Normally, I wouldn’t take the time to defend Neoclassical Economics. It’s a generally silly way of looking at economic behavior; however, WHY it is silly is actually rather important. For this reason, it’s sometimes necessary to point your intellectual guns at the people attempting to broadside it from the wrong direction. I’m a fan of saving what is worth saving, as it were.
Which brings me to this article I found on Naked Capitalism (a great site, btw).
The initial thrust of the essay is to attack the notion of “rational actors” by pointing out the obvious: people act irrationally! Mr. Pilkington offers up a few simple examples of this, provides one possible counter-argument from neoclassicals, and then neatly skewers it. Interestingly, “acting rationally” remains completely undefined…it seems to be taken to mean acting in such a way as to perfectly maximise utility, which would indeed be an absurd property to assert is held by beings who are also asserted to be lacking tremendous amounts of information.
However, that is not what is meant by serious economists talking about a rational actor. Mr.
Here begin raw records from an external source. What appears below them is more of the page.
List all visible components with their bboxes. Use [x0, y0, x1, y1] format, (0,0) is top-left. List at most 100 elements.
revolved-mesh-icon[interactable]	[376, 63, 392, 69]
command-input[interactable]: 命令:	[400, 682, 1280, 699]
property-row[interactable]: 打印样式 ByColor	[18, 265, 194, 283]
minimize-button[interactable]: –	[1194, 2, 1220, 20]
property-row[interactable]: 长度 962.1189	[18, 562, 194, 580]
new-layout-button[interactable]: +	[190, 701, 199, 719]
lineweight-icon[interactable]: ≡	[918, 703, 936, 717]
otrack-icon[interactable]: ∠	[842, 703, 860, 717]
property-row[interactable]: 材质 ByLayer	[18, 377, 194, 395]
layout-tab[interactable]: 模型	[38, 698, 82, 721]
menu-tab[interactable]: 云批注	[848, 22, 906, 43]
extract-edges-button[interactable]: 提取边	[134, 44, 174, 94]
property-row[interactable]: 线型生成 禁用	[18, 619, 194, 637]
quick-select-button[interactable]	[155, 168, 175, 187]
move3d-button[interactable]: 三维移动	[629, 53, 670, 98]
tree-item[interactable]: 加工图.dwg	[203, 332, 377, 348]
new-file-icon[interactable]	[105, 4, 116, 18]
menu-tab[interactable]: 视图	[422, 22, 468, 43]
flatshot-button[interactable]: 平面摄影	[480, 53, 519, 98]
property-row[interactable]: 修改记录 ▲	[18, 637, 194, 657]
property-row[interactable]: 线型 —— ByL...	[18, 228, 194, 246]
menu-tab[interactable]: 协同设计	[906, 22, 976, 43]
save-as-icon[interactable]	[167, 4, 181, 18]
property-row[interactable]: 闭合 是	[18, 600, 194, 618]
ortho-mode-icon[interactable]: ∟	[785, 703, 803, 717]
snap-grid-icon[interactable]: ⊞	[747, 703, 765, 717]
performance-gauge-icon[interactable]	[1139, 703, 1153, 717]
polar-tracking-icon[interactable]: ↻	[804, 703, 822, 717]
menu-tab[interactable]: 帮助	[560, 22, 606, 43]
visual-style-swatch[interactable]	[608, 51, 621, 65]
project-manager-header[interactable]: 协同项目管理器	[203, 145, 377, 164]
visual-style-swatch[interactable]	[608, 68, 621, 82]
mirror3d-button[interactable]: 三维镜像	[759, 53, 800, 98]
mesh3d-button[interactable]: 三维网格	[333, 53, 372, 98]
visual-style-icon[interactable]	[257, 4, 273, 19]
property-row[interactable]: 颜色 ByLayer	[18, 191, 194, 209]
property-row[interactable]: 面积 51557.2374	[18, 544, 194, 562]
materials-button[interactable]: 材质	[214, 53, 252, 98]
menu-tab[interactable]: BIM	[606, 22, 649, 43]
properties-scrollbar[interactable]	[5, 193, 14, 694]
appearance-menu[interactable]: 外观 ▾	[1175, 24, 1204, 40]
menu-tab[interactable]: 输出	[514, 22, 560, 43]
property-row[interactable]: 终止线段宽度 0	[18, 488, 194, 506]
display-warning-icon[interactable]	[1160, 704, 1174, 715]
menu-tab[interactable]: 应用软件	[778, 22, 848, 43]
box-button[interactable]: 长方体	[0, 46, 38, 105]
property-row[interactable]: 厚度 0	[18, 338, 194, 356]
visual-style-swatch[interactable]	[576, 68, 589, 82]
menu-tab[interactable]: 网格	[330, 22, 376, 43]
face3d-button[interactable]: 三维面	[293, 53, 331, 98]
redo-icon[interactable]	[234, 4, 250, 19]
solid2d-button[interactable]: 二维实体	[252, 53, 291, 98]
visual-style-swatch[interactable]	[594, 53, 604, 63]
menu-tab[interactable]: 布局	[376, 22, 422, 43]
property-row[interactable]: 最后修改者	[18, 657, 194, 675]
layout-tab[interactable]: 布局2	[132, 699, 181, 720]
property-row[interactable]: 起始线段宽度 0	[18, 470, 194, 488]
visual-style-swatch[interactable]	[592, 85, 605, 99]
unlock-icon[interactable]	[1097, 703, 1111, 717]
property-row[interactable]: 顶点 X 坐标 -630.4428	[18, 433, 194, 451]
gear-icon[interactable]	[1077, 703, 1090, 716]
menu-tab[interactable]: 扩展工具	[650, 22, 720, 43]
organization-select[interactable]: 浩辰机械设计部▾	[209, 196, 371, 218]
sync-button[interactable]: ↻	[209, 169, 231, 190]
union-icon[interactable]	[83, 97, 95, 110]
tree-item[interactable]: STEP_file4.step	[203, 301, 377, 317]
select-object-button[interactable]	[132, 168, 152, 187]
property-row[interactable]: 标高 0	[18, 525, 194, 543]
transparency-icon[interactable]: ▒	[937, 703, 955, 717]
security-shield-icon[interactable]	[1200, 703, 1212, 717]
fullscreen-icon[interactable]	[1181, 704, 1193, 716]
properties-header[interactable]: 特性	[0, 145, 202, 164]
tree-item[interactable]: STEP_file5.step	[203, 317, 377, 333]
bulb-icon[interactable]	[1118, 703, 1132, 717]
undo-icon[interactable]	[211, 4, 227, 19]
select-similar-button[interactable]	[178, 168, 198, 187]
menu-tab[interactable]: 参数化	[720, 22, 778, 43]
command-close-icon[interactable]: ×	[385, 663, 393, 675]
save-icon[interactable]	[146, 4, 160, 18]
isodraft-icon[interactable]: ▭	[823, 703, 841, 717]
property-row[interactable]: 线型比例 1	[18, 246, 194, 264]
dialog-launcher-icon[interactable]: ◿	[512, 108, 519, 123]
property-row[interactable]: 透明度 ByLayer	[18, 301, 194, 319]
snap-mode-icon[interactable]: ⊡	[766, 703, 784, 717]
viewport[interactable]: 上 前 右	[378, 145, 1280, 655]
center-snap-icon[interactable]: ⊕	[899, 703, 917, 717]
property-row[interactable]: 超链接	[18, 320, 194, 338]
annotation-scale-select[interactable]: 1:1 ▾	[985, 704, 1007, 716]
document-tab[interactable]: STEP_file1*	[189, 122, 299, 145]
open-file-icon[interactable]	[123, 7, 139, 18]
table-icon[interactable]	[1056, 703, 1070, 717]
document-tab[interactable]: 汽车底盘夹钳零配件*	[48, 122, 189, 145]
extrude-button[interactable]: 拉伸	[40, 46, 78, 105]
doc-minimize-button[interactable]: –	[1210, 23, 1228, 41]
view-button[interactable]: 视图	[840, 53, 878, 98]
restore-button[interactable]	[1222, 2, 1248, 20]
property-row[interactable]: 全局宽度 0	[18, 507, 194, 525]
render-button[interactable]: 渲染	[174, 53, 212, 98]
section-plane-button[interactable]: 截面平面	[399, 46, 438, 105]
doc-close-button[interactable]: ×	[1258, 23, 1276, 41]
Pilkington quotes an economist on this, and then proceeds to more-or-less completely misunderstand the what the quote is saying:
The hypothesis of rational expectations means that economic agents forecast in such a way as to minimize forecast errors, subject to the information and decision—making constraints that confront them. It does not mean they make no forecast errors; it simply means that such errors have no serial correlation, no systematic component.
Pilkington claims this asserts people have perfect knowledge, and that any time they make a mistake it’s an anomaly. That isn’t at all what is being asserted. What’s being said is that people make decisions in order to maximise their robustness against Knightian Uncertainty. People confront uncertainty which is immeasurable and unknowable, given their current information constraints, so they try and make it so their actions are as little affected by the unknown as possible. Since people are making these decisions against a backdrop of absolutely unquantifiable risk, their responses will have a random component to them (guesswork) that will be necessarily inconsistent among actors. That, in turn, implies there can exist no consistent error to their guesses…unless that error grew out of some background system of responding to unknown factors of a certain kind.
In which case, I would assert there is a reason people act that way, and they are thus being rational. And I can make that assertion because rationality does not imply making perfect decisions, but rather making acting in a way which is consistent with a set of rules. We may call an action irrational because it feels to obtain an externally defined goal, but if that decision comes as the result of a set of rules, then the decision was arrived at rationally.
Since in general I think it’s safe to say people make decisions based on rules (known or unknown), they are acting rationally and are therefore rational actors. They fail to perfectly maximise utility due to their lack of omniscience, but the limits of local knowledge have long been a point of interest in sociology, psychology, and economics.
No, the point where Neoclassical Economics falls down is when they assume that the aggregation of decisions of a mass of actors operating within information constraints cancels out the individual errors, and this is a failure to understand the scope of Knightian Uncertainty in decision making…effectively, Neoclassical Economists think that all risk is quantifiable, even if we haven’t done so yet. They lack any conception of a absolute uncertainty.
To continue on, Pilkington goes on to lambast the Efficient Markets Hypothesis, which I am happy to depict in the harshest light possible. Seriously, it is an idea whose scope is so laughably limited in application that its hard to conceive of taking seriously. The unfortunate problem is that EMH wasn’t really taken seriously; instead, it was used as a sort of idealized model that markets approximate, a notion rather like the relation of Newtonian Gravity to General Relativity. Assume markets come close to approximating a truly efficient market, open up a single variable to observation, and see how a particular market differs. It’s actually a pretty solid foundation for experimental economics, but for one problem.
Markets really don’t at all approximate an “Efficient Market”, due to the existence of Knightian Uncertainty.